With ... (Iphigenia), Shorter leans into semblances of standard operatic apparatus—sometimes suggesting Richard Strauss' tensions and twisted variations on Aaron Copland and Maurice Ravel, for instance, but affixed to his own characteristic Shorter-esque brushstrokes. But the musical menu here brings plenty of fresh ingredients and wild turns, especially in the cathartic finale, with the jazz trio on stage blowing freely and wildly as the chamber orchestra—conducted by Clark Rundell—tends to its notated music duty in the pit. That fragile moment, with freedom both in accord and in argument with structure beautifully. illustrates a central theme in the opera, but is also a thrilling sonic head trip to behold, itself worth the price of admission.

It's interesting—and encouraging—to note that the Shorter/Spalding opera joins the ranks of a few high-profile operas by black composers with jazz in the DNA, like Anthony Davis Pulitzer-winning Central Park Five—premiered by the Long Beach Opera in 2019—and Terence Blanchard's Fire Shut Up in My Bones, which opened the Metropolitan Opera's 2021-22 season.

In some way, ...(Iphigenia) is the more inventive and groundbreaking sensation of the three. It makes for a subversive yet sumptuous night at the opera, with a self-defining sense of identity and artistic logic.
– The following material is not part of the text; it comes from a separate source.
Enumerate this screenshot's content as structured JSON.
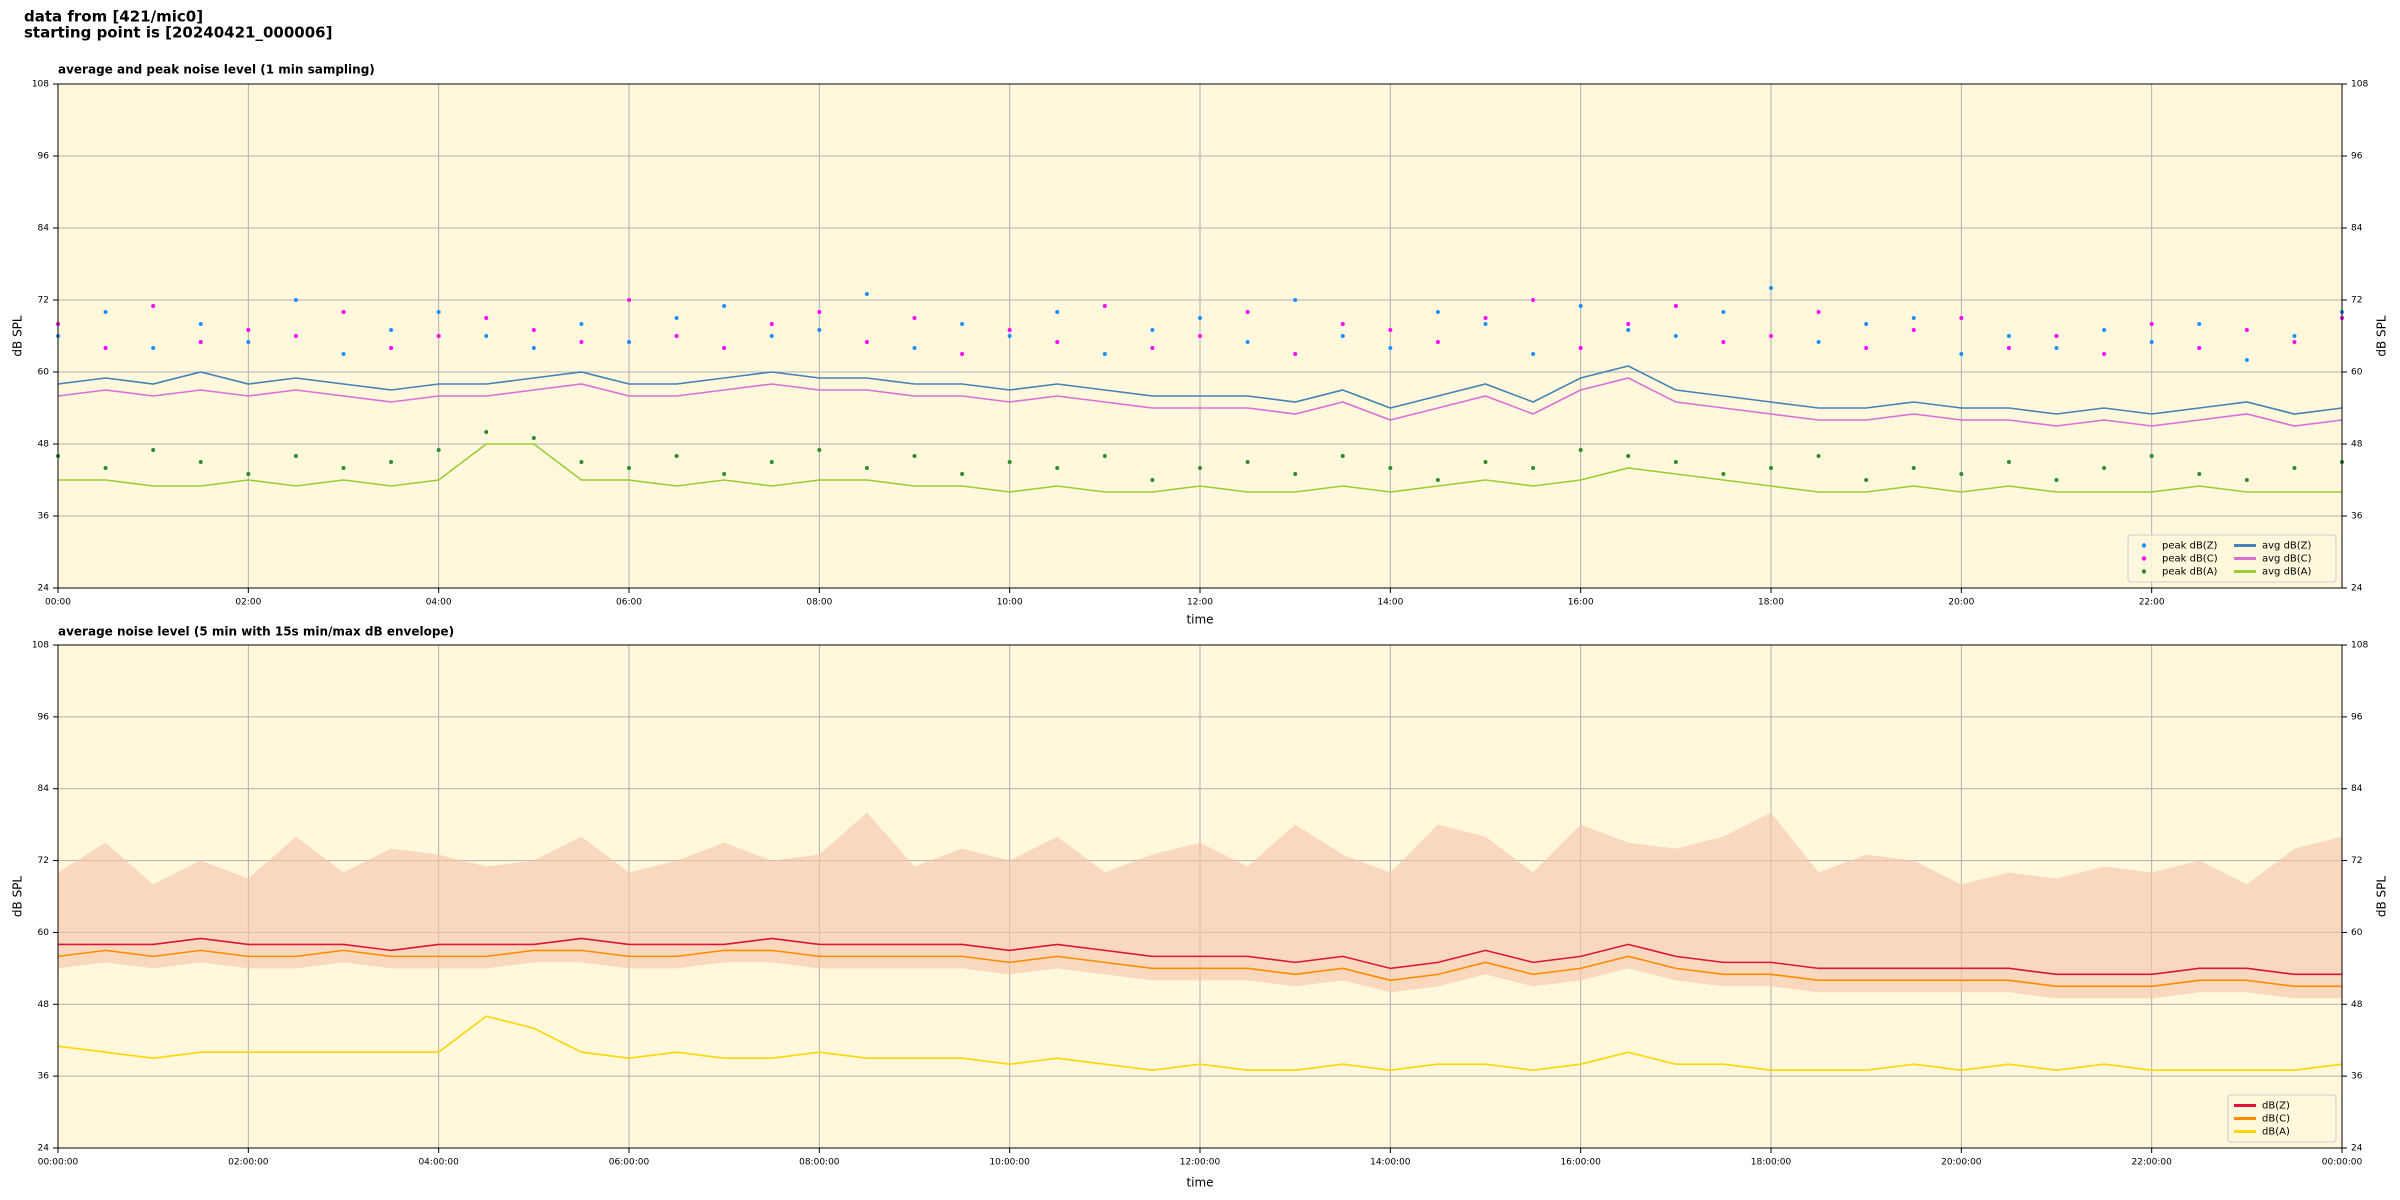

After the Saturday night performance at the Broad, Shorter came onstage on a wheelchair (health problems have caused him to slow down and avoid the saxophone). After humbly accepting deserved ovations, the legend spoke: "Thank you for allowing us to bring our trip to the Santa Monica Center for creative breakthrough. When we were little kids playing outside, in a vacant lot or wherever, we would just play all day long. We would pretend to be the Green Lantern or something. Our parents would come home and say "what have you been doing?" We'd say "nothing." That's what I want to hold on to—nothing."

He left us with a typically Shorter-esque post-Zen koan: "How do you rehearse the unknown?"